The appeal is from an order by the Philadelphia Common Pleas Court which purports to affirm the grant of a variance by the Zoning Board of Adjustment
[ 1 Pa. Commw. Page 363]
of Philadelphia, but also remands the matter with instructions to "take testimony in accordance with the tenor of this opinion so that the quiet enjoyment of the citizens living in the residential properties . . . [in the neighborhood] . . . will not be adversely affected." This order was entered on November 12, 1969 after argument before the lower court without the taking of testimony.
After this appeal was taken, an additional "Opinion" was filed by the lower court judge on January 7, 1970, wherein he asserts ". . . that in my judgment the Zoning Board of Adjustment did not act capriciously and did not commit an error of law. However, I thought it inherent in the power of this Court to afford better protection to the residents and property owners adjacent to the proposed car lot . . . and for that reason added the protective features as set forth in my order of remand to the Zoning Board of Adjustment."
The "features" referred to will be dealt with later in this opinion.
The variance granted was to use the premises in question as a used car lot. The specific area which would be freed from the zoning restriction by the variance is part of a larger property owned for many years by the applicant, Joseph A. Charles, and referred to in the proceedings as "Premises 8300 Ridge Avenue". This property has been "split-zoned" throughout the period of Charles' ownership, one part C-2 Commercial and the other part, involved here, R-5 Residential. The R-5 Residential District in Philadelphia limits the land use to single family dwellings, subject to certain qualifications imposed in the Code. The Philadelphia Code, Zoning and Planning, § 14-206. The entire land area is more than two acres, approximating 100,000 square feet, with three street frontages: 360 feet along Ridge Avenue, 248 feet on Port Royal, and 344 feet on Harner
[ 1 Pa. Commw. Page 364]
Street. The fourth side runs 341 feet along the rear lots of residential properties which front on Ivin's Road.
In 1947, Charles built on the C-2 Commercial area of his property a one-story cinder block structure, 60' x 100', in which he originally conducted a rug cleaning business. In 1952, he added a second similar type building, 50' x 145', used for the retail sale of clothing. Approximately one-half of the latter structure is in the R-5 Residential area of the applicant's property. The zoning history reveals that in 1961 the Board authorized use for rug cleaning, retail clothing store and private parking lot. In 1965, when the 1961 uses had been discontinued, the Board granted use for retail sales of automobiles in an enclosed building and accessory parking.
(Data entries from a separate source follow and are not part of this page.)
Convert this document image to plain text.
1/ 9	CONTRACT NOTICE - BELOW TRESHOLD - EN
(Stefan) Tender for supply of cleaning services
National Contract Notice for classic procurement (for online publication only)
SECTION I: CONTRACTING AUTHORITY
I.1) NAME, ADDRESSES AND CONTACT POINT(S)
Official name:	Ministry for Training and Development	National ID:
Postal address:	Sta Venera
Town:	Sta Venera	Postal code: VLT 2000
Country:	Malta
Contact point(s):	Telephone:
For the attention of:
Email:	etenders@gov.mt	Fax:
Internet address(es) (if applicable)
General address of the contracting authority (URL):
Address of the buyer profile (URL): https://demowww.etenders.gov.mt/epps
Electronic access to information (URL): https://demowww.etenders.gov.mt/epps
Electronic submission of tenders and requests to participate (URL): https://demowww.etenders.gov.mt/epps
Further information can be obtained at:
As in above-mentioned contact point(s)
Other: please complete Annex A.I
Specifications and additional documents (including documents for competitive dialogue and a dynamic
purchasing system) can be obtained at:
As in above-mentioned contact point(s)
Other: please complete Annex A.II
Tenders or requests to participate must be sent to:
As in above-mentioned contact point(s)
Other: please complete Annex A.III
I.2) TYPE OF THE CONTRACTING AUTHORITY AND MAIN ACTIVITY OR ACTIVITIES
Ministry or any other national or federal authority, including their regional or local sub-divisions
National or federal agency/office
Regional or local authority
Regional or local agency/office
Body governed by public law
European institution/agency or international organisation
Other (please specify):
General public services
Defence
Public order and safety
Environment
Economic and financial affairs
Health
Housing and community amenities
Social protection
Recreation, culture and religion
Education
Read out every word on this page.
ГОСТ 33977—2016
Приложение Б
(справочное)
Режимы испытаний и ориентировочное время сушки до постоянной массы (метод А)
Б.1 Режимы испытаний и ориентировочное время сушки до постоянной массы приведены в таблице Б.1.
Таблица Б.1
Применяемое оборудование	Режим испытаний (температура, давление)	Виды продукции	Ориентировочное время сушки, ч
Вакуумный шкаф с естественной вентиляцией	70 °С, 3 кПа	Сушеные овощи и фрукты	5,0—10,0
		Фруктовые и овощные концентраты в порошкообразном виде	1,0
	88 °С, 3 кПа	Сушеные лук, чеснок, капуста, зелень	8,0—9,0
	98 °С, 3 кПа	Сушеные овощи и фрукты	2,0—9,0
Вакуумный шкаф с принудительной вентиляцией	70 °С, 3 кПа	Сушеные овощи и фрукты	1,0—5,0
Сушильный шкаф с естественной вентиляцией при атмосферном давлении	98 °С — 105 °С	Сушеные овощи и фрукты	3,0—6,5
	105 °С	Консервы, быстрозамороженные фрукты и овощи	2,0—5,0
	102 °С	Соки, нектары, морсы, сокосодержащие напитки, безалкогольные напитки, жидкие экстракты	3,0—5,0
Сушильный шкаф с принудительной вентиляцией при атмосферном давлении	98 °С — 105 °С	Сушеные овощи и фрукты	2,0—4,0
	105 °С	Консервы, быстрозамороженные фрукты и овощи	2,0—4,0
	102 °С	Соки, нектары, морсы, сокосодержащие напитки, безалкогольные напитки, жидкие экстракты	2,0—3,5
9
This grant of variance was appealed and an order by Judge Reimel for the Philadelphia Common Pleas Court was entered on June 1, 1966, affirming the grant of the variance, but with the proviso ". . . that accessory parking does not include outdoor display nor the storage or the sale of vehicles to the public. . . ." In 1967, the Board refused an application for use of the premises as a used car lot and the washing of cars indoors and outdoors by hand.
In 1968, the application which initiated the present proceedings was filed and brought before the Board to permit use "for retail sale of autos in an enclosed building, accessory parking and retail sales of autos on an open lot. . . ." (Emphasis added) After a hearing on September 17, 1968, the Board made a determination that the applicant had ". . . presented full and complete testimony to meet the criteria for the grant of a variance . . . subject to the following proviso: . . . Provide evergreen screen planting along entire north property line." This action by the Zoning Board, before the court below, is now before us.
[ 1 Pa. Commw. Page 365]
Appellants contend here, as they did before the lower court, that the proviso of Judge Reimel in affirming the 1965 variance imposed a res judicata restriction on the power of the Board when acting on the new application in 1968. Appellants also argue that the Board's action was an abuse of its discretion, an issue which our disposition of this case makes it unnecessary to reach. We think another question exists, the interlocutory nature of the lower court's decision, which we will consider first.
I. The Interlocutory Nature of the Lower Court's Order.
Not raised as an issue in briefs or argument is the fact that we are dealing here with an appeal from a remand order by the lower court, the interlocutory nature of which is obvious.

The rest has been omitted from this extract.